Everyone immediately understands the first two. But the third one, it looks like over-engineering. It's not really necessary, is it? Surely the guy who came up with this form never had a real project on his hands? Who has time for such things?

Well, experience shows that the third column is important. It is at least as important as the first two, and sometimes even more. Why is that?

It's because of the old zen saying, "in the beginner's mind there are many possibilities, but in the expert's there are few". And because you are an expert at what you do, it's hard to imagine how somebody else, who is an expert in something else, can misunderstand what you mean in the second column. The third column adds context to the second.

A story of use cases and forklifts

Years ago, when we were not yet using this method of collecting requirements, I was involved in a project about tracking the movement of pallets around in a factory. One of the functionalities was to intelligently calculate where a pallet should move next. The requirement was specified something like this:

"The program must calculate where a pallet should be moved next, and show it to the user."

It's clear, isn't it? So the developer created the "Move this pallet..." dialog (we were in the age of client-side programs with remote Oracle database) in a way that there was a big drop-down list called "Next location", and the automatically calculated next location was already selected there as the default, so most of the time the user just had to hit Enter. What could be more user-friendly?
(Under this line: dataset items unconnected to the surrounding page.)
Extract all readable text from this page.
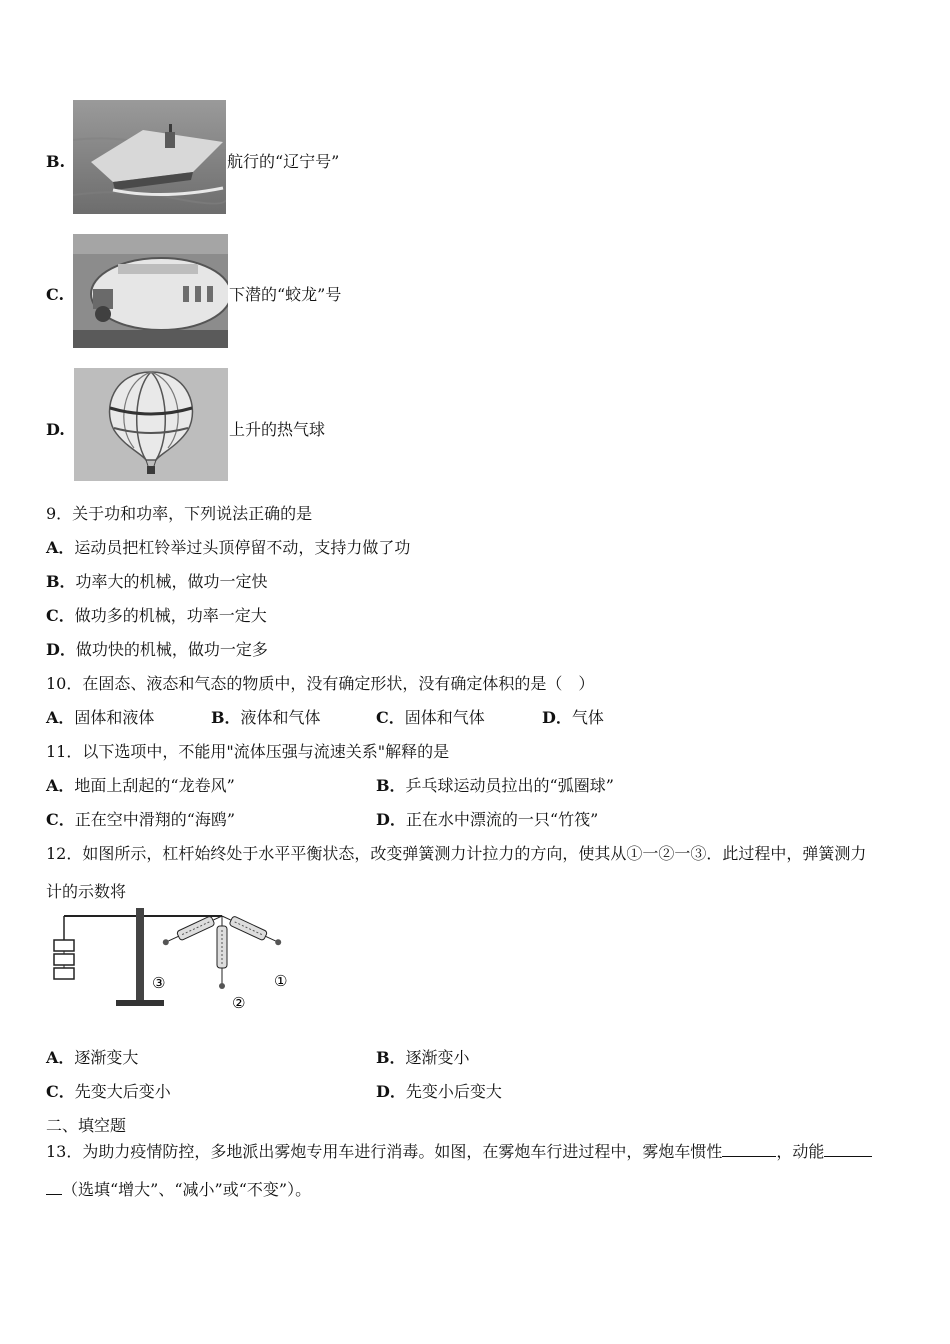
B.	航行的“辽宁号”
C.	下潜的“蛟龙”号
D.	上升的热气球
9．关于功和功率，下列说法正确的是
A．运动员把杠铃举过头顶停留不动，支持力做了功
B．功率大的机械，做功一定快
C．做功多的机械，功率一定大
D．做功快的机械，做功一定多
10．在固态、液态和气态的物质中，没有确定形状，没有确定体积的是（　）
A．固体和液体	B．液体和气体	C．固体和气体	D．气体
11．以下选项中，不能用"流体压强与流速关系"解释的是
A．地面上刮起的“龙卷风”	B．乒乓球运动员拉出的“弧圈球”
C．正在空中滑翔的“海鸥”	D．正在水中漂流的一只“竹筏”
12．如图所示，杠杆始终处于水平平衡状态，改变弹簧测力计拉力的方向，使其从①一②一③．此过程中，弹簧测力
计的示数将
①
②
③
A．逐渐变大	B．逐渐变小
C．先变大后变小	D．先变小后变大
二、填空题
13．为助力疫情防控，多地派出雾炮专用车进行消毒。如图，在雾炮车行进过程中，雾炮车惯性	，动能
（选填“增大”、“减小”或“不变”）。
Only it turned out, that using the three column requirements version, it would have sounded something like this:

"As a forklift operator, I need the program to calculate where a pallet should be moved next and show it to me, because I have to choose which pallets to put on my forklift."

Sounds similar enough, but what a difference! He actually needed a very different, actually much simpler thing: a list of pallets, and their next location in the same list, to be able to choose which ones to fork up! With the solution that was made, he ended up having to select pallets by random, and see if their calculated next location matched where he was going. Not good.
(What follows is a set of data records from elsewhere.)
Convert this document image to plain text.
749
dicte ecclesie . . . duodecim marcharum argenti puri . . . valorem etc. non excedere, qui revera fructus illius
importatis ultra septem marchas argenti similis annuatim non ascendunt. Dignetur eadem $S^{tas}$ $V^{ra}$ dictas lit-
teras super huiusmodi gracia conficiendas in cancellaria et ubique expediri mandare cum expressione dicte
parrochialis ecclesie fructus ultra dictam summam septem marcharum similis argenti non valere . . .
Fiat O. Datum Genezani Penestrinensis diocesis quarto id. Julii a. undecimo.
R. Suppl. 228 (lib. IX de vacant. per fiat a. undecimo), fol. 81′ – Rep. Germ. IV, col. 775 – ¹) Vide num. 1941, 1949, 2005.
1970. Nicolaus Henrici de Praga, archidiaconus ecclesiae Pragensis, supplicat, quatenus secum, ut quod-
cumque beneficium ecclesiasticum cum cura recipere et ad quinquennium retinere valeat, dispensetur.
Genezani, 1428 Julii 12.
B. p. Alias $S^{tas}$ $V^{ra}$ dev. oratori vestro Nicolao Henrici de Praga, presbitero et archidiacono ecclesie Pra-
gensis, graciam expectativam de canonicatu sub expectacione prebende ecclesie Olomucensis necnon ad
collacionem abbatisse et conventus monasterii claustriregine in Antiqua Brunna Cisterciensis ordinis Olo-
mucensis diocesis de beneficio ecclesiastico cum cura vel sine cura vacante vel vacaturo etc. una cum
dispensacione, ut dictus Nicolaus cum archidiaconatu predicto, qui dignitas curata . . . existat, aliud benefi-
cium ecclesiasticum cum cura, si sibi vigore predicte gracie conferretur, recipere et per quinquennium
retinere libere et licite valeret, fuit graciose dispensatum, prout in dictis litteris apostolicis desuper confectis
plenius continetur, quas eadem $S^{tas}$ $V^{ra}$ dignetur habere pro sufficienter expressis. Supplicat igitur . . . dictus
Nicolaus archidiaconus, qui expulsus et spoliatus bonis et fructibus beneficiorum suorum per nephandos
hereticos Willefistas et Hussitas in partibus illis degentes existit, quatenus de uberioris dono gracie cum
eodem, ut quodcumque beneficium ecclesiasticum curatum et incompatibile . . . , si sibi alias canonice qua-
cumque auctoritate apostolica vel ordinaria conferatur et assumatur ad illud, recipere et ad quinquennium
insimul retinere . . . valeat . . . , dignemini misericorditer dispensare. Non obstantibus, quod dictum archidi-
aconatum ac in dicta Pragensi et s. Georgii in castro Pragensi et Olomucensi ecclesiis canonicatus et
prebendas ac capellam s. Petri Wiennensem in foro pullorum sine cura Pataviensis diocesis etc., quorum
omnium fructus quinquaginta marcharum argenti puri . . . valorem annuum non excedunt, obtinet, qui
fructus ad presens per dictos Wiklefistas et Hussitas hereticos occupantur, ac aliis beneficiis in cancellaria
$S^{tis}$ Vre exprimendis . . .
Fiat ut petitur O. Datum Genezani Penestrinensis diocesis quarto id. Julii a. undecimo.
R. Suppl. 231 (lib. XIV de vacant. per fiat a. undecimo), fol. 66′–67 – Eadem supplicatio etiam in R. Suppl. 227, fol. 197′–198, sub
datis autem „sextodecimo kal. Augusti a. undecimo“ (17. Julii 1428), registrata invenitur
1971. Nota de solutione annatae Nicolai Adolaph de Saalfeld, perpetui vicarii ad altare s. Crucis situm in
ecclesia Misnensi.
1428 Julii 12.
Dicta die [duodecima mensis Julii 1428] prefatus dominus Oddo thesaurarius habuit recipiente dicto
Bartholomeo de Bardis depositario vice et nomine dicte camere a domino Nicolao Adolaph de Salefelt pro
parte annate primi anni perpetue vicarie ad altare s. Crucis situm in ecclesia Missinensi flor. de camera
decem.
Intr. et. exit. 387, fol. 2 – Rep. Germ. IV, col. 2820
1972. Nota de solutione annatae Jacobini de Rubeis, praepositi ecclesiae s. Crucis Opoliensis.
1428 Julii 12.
So, context is the key! More information never hurt anybody, but often helps to prevent such costly mistakes. Most developers are smart enough to figure out what factors are most needed in a feature (speed? flexibility? extendability? security?), and are able to choose the best compromise if given enough information. So explaining why some feature is needed, in the context of business, is something that takes only a few seconds per feature, but may spare a few thousand dollars.
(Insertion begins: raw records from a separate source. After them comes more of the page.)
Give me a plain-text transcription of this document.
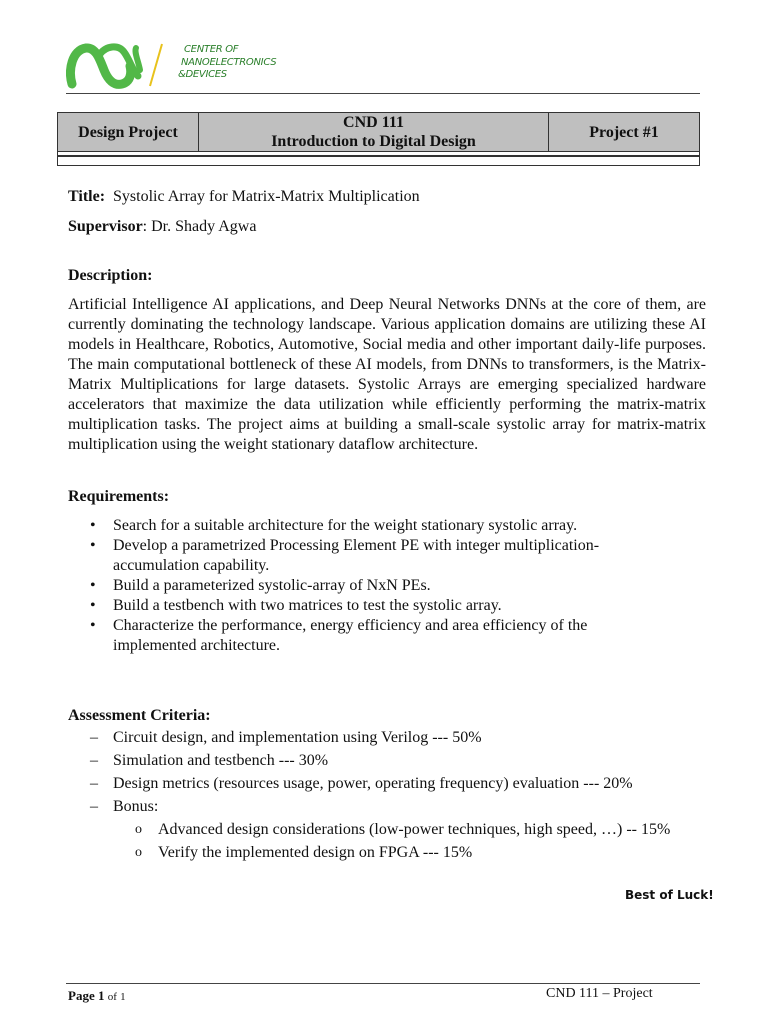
CENTER OF
NANOELECTRONICS
&DEVICES
Design Project
CND 111
Introduction to Digital Design
Project #1
Title: Systolic Array for Matrix-Matrix Multiplication
Supervisor: Dr. Shady Agwa
Description:
Artificial Intelligence AI applications, and Deep Neural Networks DNNs at the core of them, are currently dominating the technology landscape. Various application domains are utilizing these AI models in Healthcare, Robotics, Automotive, Social media and other important daily-life purposes. The main computational bottleneck of these AI models, from DNNs to transformers, is the Matrix-Matrix Multiplications for large datasets. Systolic Arrays are emerging specialized hardware accelerators that maximize the data utilization while efficiently performing the matrix-matrix multiplication tasks. The project aims at building a small-scale systolic array for matrix-matrix multiplication using the weight stationary dataflow architecture.
Requirements:
• Search for a suitable architecture for the weight stationary systolic array.
• Develop a parametrized Processing Element PE with integer multiplication-accumulation capability.
• Build a parameterized systolic-array of NxN PEs.
• Build a testbench with two matrices to test the systolic array.
• Characterize the performance, energy efficiency and area efficiency of the implemented architecture.
Assessment Criteria:
– Circuit design, and implementation using Verilog --- 50%
– Simulation and testbench --- 30%
– Design metrics (resources usage, power, operating frequency) evaluation --- 20%
– Bonus:
o Advanced design considerations (low-power techniques, high speed, …) -- 15%
o Verify the implemented design on FPGA --- 15%
Best of Luck!
Page 1 of 1	CND 111 – Project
By the way, the story has a happy ending. When the real requirement was finally understood, the developer suggested an even better solution: the forklift operator was given a new dialog, where he entered where he wanted to go, and he got a list of only those pallets that needed to be taken there, so he didn't even have to browse a list and spot the right ones. This has made their jobs faster and more enjoyable.

(Because, let's face the truth: forklift operators don't enjoy looking at dialogs. What they enjoy is driving their powerful machines at just the right speed when stuff is not yet falling down.)

"As a project manager, I need specifications in the three column format, because it helps suggesting the best solution to the client."